In the light of the report, Google responded that it was working with researchers to mitigate the problem and that it had implemented proactive measures to detect and block leaked keys that attempt to access Gemini's API. This public communication from Google can be consulted along with the technical details and recommendations in the official Google Cloud documentation on API keys and in the pages that describe its generative offer: Truffle Security report, the technical entry of Quokka and Google Cloud documentation on authentication and the generative API ( API keys and Generative AI).

It is not clear whether these keys have been widely used in targeted attacks, but anecdotal reports have already appeared that show the potential economic impact: in Reddit a publication circulated where a user claims to have received charges of over $80,000 in 48 hours after the theft of a Google Cloud key and use of the Gemini API. Although this individual case has not been publicly verified, it illustrates the type of abuse that concerns the security community ( see publication in Reddit).

The lesson here is double.

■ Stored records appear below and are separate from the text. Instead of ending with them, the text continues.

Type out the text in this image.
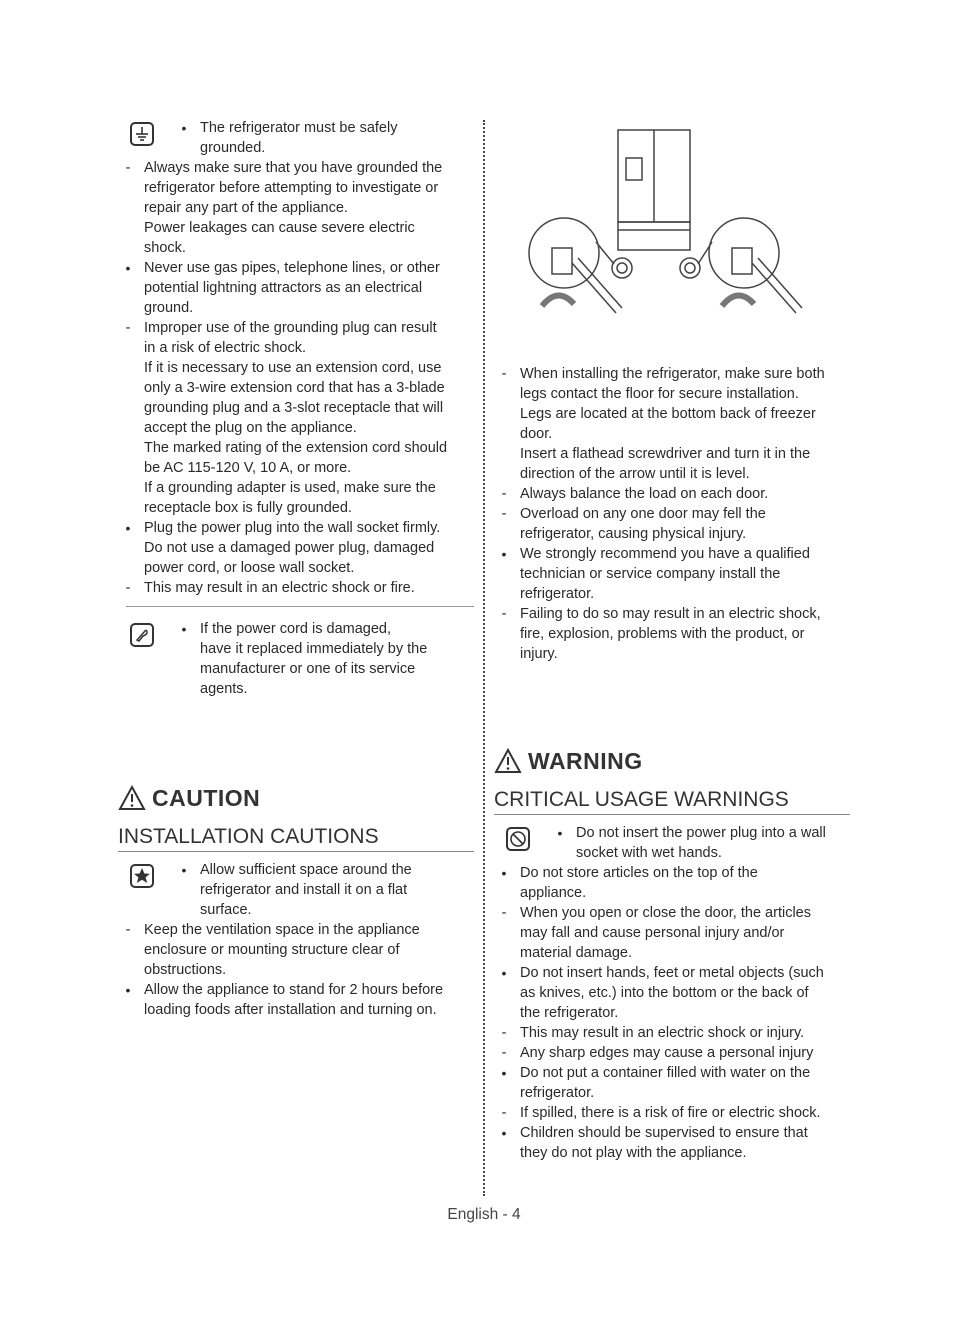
• The refrigerator must be safely
grounded.
- Always make sure that you have grounded the
refrigerator before attempting to investigate or
repair any part of the appliance.
Power leakages can cause severe electric
shock.
• Never use gas pipes, telephone lines, or other
potential lightning attractors as an electrical
ground.
- Improper use of the grounding plug can result
in a risk of electric shock.
If it is necessary to use an extension cord, use
only a 3-wire extension cord that has a 3-blade
grounding plug and a 3-slot receptacle that will
accept the plug on the appliance.
The marked rating of the extension cord should
be AC 115-120 V, 10 A, or more.
If a grounding adapter is used, make sure the
receptacle box is fully grounded.
• Plug the power plug into the wall socket firmly.
Do not use a damaged power plug, damaged
power cord, or loose wall socket.
- This may result in an electric shock or fire.
• If the power cord is damaged,
have it replaced immediately by the
manufacturer or one of its service
agents.
CAUTION
INSTALLATION CAUTIONS
• Allow sufficient space around the
refrigerator and install it on a flat
surface.
- Keep the ventilation space in the appliance
enclosure or mounting structure clear of
obstructions.
• Allow the appliance to stand for 2 hours before
loading foods after installation and turning on.
- When installing the refrigerator, make sure both
legs contact the floor for secure installation.
Legs are located at the bottom back of freezer
door.
Insert a flathead screwdriver and turn it in the
direction of the arrow until it is level.
- Always balance the load on each door.
- Overload on any one door may fell the
refrigerator, causing physical injury.
• We strongly recommend you have a qualified
technician or service company install the
refrigerator.
- Failing to do so may result in an electric shock,
fire, explosion, problems with the product, or
injury.
WARNING
CRITICAL USAGE WARNINGS
• Do not insert the power plug into a wall
socket with wet hands.
• Do not store articles on the top of the
appliance.
- When you open or close the door, the articles
may fall and cause personal injury and/or
material damage.
• Do not insert hands, feet or metal objects (such
as knives, etc.) into the bottom or the back of
the refrigerator.
- This may result in an electric shock or injury.
- Any sharp edges may cause a personal injury
• Do not put a container filled with water on the
refrigerator.
- If spilled, there is a risk of fire or electric shock.
• Children should be supervised to ensure that
they do not play with the appliance.
English - 4
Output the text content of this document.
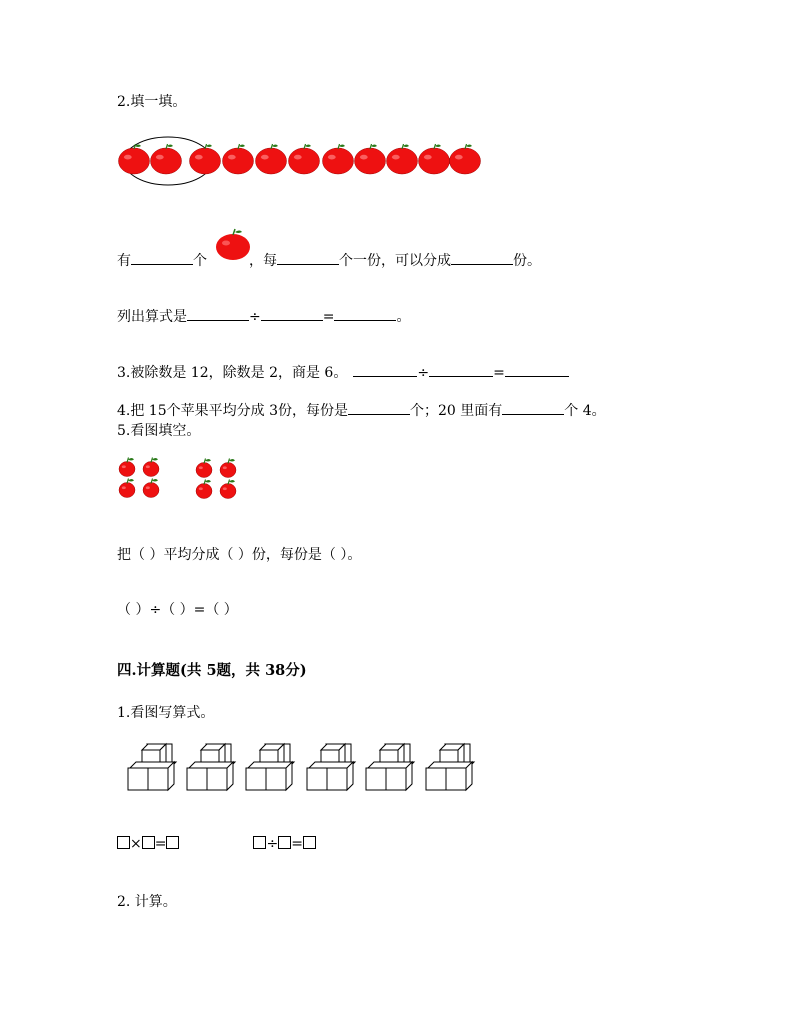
2.填一填。
有	个	，每	个一份，可以分成	份。
列出算式是	÷	=	。
3.被除数是 12，除数是 2，商是 6。	÷	=
4.把 15个苹果平均分成 3份，每份是	个；20 里面有	个 4。
5.看图填空。
把（ ）平均分成（ ）份，每份是（ ）。
（ ）÷（ ）=（ ）
四.计算题(共 5题，共 38分)
1.看图写算式。
× =	÷ =
2. 计算。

On the one hand, the risks associated with API keys are dynamic: a piece of infrastructure considered low risk can become critical when the services linked to the project change. On the other hand, basic safety hygiene - key rotation, IP or reference restrictions, and avoid including keys in client code or public repositories - is no longer a recommendation and becomes an urgent need.

If you manage projects in Google Cloud, you should review your APIs and services already activated and identify key ones that are accessible from the customer (public JavaScript, public repositories or mobile apps). Prioritizes the rotation of the oldest keys, which are the most likely to have been deployed under less stringent previous practices. In turn, it limits its scope by applying restrictions on which APIs can use them and from which origins they can be invoked; Google Cloud documentation offers guides and controls for that.

Beyond specific actions, this incident underlines the need for continuous surveillance: safety scanning, detection of abnormal behaviors in the use of APIs and automatic blockages when suspicious activity is detected. As several experts point out, the adoption of the A in cloud infrastructure adds new vectors that did not exist when many of these keys were considered harmless, so the "configure and forget" approach no longer works.

In short, what seemed like a billing token can now be the key to an API that processes prompts, stores results and gives access to content. Review projects, apply use restrictions, rotate and remove exposed keys and monitor consumption patterns are essential steps to reduce the attack surface. For those who need to start now, both Truffle Security and Quokka's analysis and Google's official documentation offer clear and technical starting points to understand the scope and remedy: Truffle Security, Quokka and Google Cloud documentation.